The mission of The Empowerment Experiment Foundation (EEF) is
the dedicated study and facilitation of economic development
in under-served African American communities via self-help
economics/conscious consumerism, financial literacy, targeted
entrepreneurship and business diversity and inclusion.
The under-discussed and under-studied issue of economic and
retail leakage in the Black community fosters a racially
divided economy where Black consumers are unable to
economically sustain their struggling neighborhoods with
their over one trillion dollars in buying power, and Black
businesses are not able to attract and sustain consumer
demand or corporate engagement and government contracts.
The economic leakage and the slighted, undervalued,
under-performing businesses exacerbate the lack of
entrepreneurship/ job creation/ poverty.

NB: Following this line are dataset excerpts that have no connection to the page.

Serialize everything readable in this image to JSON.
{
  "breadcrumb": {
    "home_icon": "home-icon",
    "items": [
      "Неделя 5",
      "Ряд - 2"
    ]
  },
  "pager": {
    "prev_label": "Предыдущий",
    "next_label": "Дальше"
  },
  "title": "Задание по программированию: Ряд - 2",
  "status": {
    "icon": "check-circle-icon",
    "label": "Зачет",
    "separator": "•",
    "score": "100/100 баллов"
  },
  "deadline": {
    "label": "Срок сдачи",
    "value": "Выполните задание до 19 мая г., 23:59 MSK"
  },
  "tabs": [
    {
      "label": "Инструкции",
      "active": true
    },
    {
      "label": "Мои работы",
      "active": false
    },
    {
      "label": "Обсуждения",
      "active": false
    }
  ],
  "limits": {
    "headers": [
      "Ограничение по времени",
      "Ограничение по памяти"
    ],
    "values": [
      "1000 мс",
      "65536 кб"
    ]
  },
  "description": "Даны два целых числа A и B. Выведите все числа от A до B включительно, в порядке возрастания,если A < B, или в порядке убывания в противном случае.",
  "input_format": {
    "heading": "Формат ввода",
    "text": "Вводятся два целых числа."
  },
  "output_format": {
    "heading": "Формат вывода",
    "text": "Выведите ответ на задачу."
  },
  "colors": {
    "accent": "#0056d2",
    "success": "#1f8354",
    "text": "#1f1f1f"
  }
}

In addition, the
racial wealth gap widens due to the financial security,
solidarity, acumen, and awareness of and access to the
financial empowerment tools, strategies and products.
These avoidable and solvable economic and financial
disparities and circumstances result in disproportionate
and worsening poverty, unemployment, under-funded school
systems, depleted tax-bases, crime, racial strife, and a
lack of communal pride and local role models for at-risk
youth. These issues and problems hurt the American economy
and damage race relations.
As a result of The Empowerment Experiment, the Anderson
family's yearlong effort to exclusively engage businesses,
products and professionals from the Black community, EEF
partnered with Northwestern University's elite Kellogg
Graduate School of Management to prove, research, and
analyze economic leakage and the potential impact of
self-help economics/conscious consumerism on a mass scale.

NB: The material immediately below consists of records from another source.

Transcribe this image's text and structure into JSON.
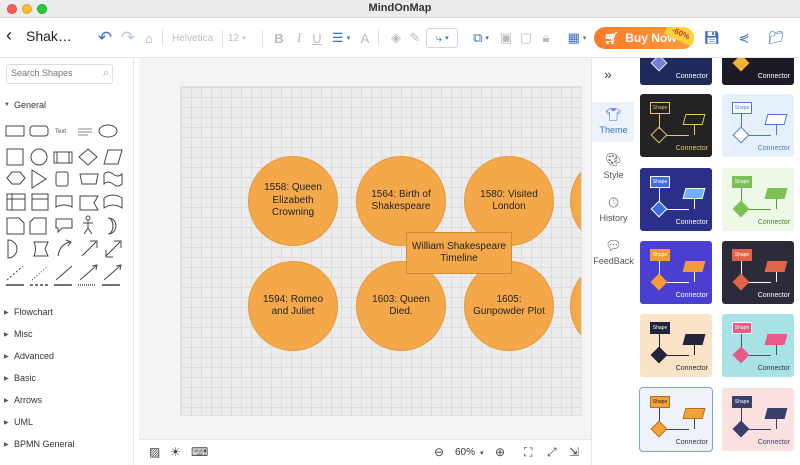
{
  "window": {
    "title": "MindOnMap"
  },
  "toolbar": {
    "back_icon": "chevron-left-icon",
    "doc_title": "Shak…",
    "font": "Helvetica",
    "font_size": "12",
    "bold": "B",
    "italic": "I",
    "underline": "U",
    "text_color": "A",
    "buy_now": "Buy Now",
    "discount": "-60%"
  },
  "left_panel": {
    "search_placeholder": "Search Shapes",
    "text_shape_label": "Text",
    "categories": [
      "General",
      "Flowchart",
      "Misc",
      "Advanced",
      "Basic",
      "Arrows",
      "UML",
      "BPMN General"
    ]
  },
  "canvas": {
    "center_node": "William Shakespeare Timeline",
    "nodes": [
      "1558:  Queen Elizabeth Crowning",
      "1564: Birth of Shakespeare",
      "1580: Visited London",
      "1594: Romeo and Juliet",
      "1603: Queen Died.",
      "1605: Gunpowder Plot"
    ],
    "node_color": "#f4a84a"
  },
  "bottom_bar": {
    "zoom": "60%"
  },
  "right_tabs": [
    "Theme",
    "Style",
    "History",
    "FeedBack"
  ],
  "themes": {
    "shape_label": "Shape",
    "connector_label": "Connector"
  }
}
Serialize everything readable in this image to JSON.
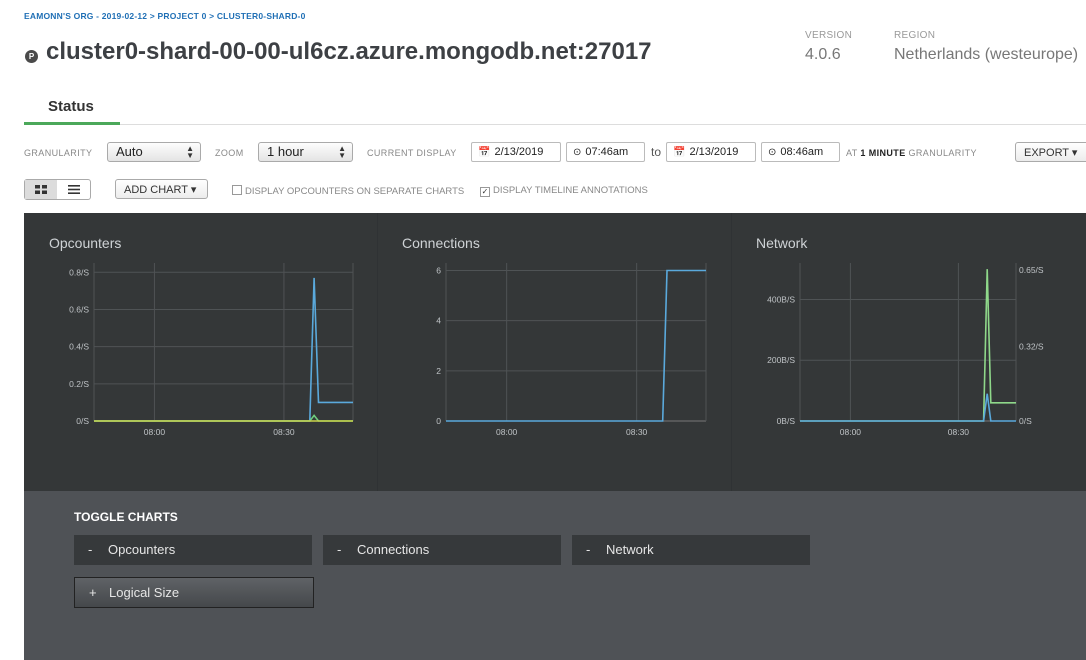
{
  "breadcrumb": "EAMONN'S ORG - 2019-02-12 > PROJECT 0 > CLUSTER0-SHARD-0",
  "header": {
    "badge": "P",
    "title": "cluster0-shard-00-00-ul6cz.azure.mongodb.net:27017",
    "version_label": "VERSION",
    "version": "4.0.6",
    "region_label": "REGION",
    "region": "Netherlands (westeurope)"
  },
  "tabs": [
    {
      "label": "Status",
      "active": true
    }
  ],
  "controls": {
    "granularity_label": "GRANULARITY",
    "granularity": "Auto",
    "zoom_label": "ZOOM",
    "zoom": "1 hour",
    "current_display_label": "CURRENT DISPLAY",
    "from_date": "2/13/2019",
    "from_time": "07:46am",
    "to_word": "to",
    "to_date": "2/13/2019",
    "to_time": "08:46am",
    "at_text": "AT",
    "granularity_value": "1 MINUTE",
    "granularity_suffix": "GRANULARITY",
    "export": "EXPORT"
  },
  "toolbar": {
    "add_chart": "ADD CHART",
    "separate_label": "DISPLAY OPCOUNTERS ON SEPARATE CHARTS",
    "separate_checked": false,
    "timeline_label": "DISPLAY TIMELINE ANNOTATIONS",
    "timeline_checked": true
  },
  "charts": [
    {
      "title": "Opcounters",
      "y_ticks": [
        "0.8/S",
        "0.6/S",
        "0.4/S",
        "0.2/S",
        "0/S"
      ],
      "x_ticks": [
        "08:00",
        "08:30"
      ]
    },
    {
      "title": "Connections",
      "y_ticks": [
        "6",
        "4",
        "2",
        "0"
      ],
      "x_ticks": [
        "08:00",
        "08:30"
      ]
    },
    {
      "title": "Network",
      "y_ticks": [
        "400B/S",
        "200B/S",
        "0B/S"
      ],
      "y2_ticks": [
        "0.65/S",
        "0.32/S",
        "0/S"
      ],
      "x_ticks": [
        "08:00",
        "08:30"
      ]
    }
  ],
  "chart_data": [
    {
      "type": "line",
      "title": "Opcounters",
      "x": [
        "07:46",
        "08:36",
        "08:37",
        "08:38",
        "08:39",
        "08:40",
        "08:46"
      ],
      "ylim": [
        0,
        0.85
      ],
      "yticks": [
        "0/S",
        "0.2/S",
        "0.4/S",
        "0.6/S",
        "0.8/S"
      ],
      "xticks": [
        "08:00",
        "08:30"
      ],
      "series": [
        {
          "color": "#5aa9dc",
          "values": [
            0,
            0,
            0.77,
            0.1,
            0.1,
            0.1,
            0.1
          ]
        },
        {
          "color": "#6fcf7f",
          "values": [
            0,
            0,
            0.03,
            0,
            0,
            0,
            0
          ]
        },
        {
          "color": "#c9d34b",
          "values": [
            0,
            0,
            0,
            0,
            0,
            0,
            0
          ]
        }
      ]
    },
    {
      "type": "line",
      "title": "Connections",
      "x": [
        "07:46",
        "08:36",
        "08:37",
        "08:46"
      ],
      "ylim": [
        0,
        6.3
      ],
      "yticks": [
        "0",
        "2",
        "4",
        "6"
      ],
      "xticks": [
        "08:00",
        "08:30"
      ],
      "series": [
        {
          "color": "#5aa9dc",
          "values": [
            0,
            0,
            6,
            6
          ]
        }
      ]
    },
    {
      "type": "line",
      "title": "Network",
      "x": [
        "07:46",
        "08:37",
        "08:38",
        "08:39",
        "08:40",
        "08:46"
      ],
      "ylim": [
        0,
        520
      ],
      "yticks": [
        "0B/S",
        "200B/S",
        "400B/S"
      ],
      "y2ticks": [
        "0/S",
        "0.32/S",
        "0.65/S"
      ],
      "xticks": [
        "08:00",
        "08:30"
      ],
      "series": [
        {
          "color": "#8fd88a",
          "values": [
            0,
            0,
            500,
            60,
            60,
            60
          ]
        },
        {
          "color": "#5aa9dc",
          "values": [
            0,
            0,
            90,
            0,
            0,
            0
          ]
        }
      ]
    }
  ],
  "toggle": {
    "title": "TOGGLE CHARTS",
    "items": [
      {
        "sign": "-",
        "label": "Opcounters"
      },
      {
        "sign": "-",
        "label": "Connections"
      },
      {
        "sign": "-",
        "label": "Network"
      },
      {
        "sign": "+",
        "label": "Logical Size"
      }
    ]
  },
  "colors": {
    "accent": "#4ba85a",
    "link": "#1f6fb5",
    "chart_bg": "#343738"
  }
}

The Empowerment Experiment's landmark study proved that
close to 1 million new American jobs could be created
when African American consumers with HHI of $75,000 or
more were to increase their spending in the community from
the current 3% to 10% of their disposable income. EEF's
mission, projects and programming are driven by this
possibility (increased economic activity in the Black
community) and result (1 million new American jobs,
higher success rates for Black-owned businesses).
The Andersons believe, based on the experience and
expertise gained in The Empowerment Experiment, and the
research and findings of the Kellogg study, that the most
viable way to drive this progression toward a more
racially inclusive economy and economically empower the
Black community is to teach financial literacy; study,
promote and facilitate self-help economics; and drive
more strategic entrepreneurship and supplier diversity.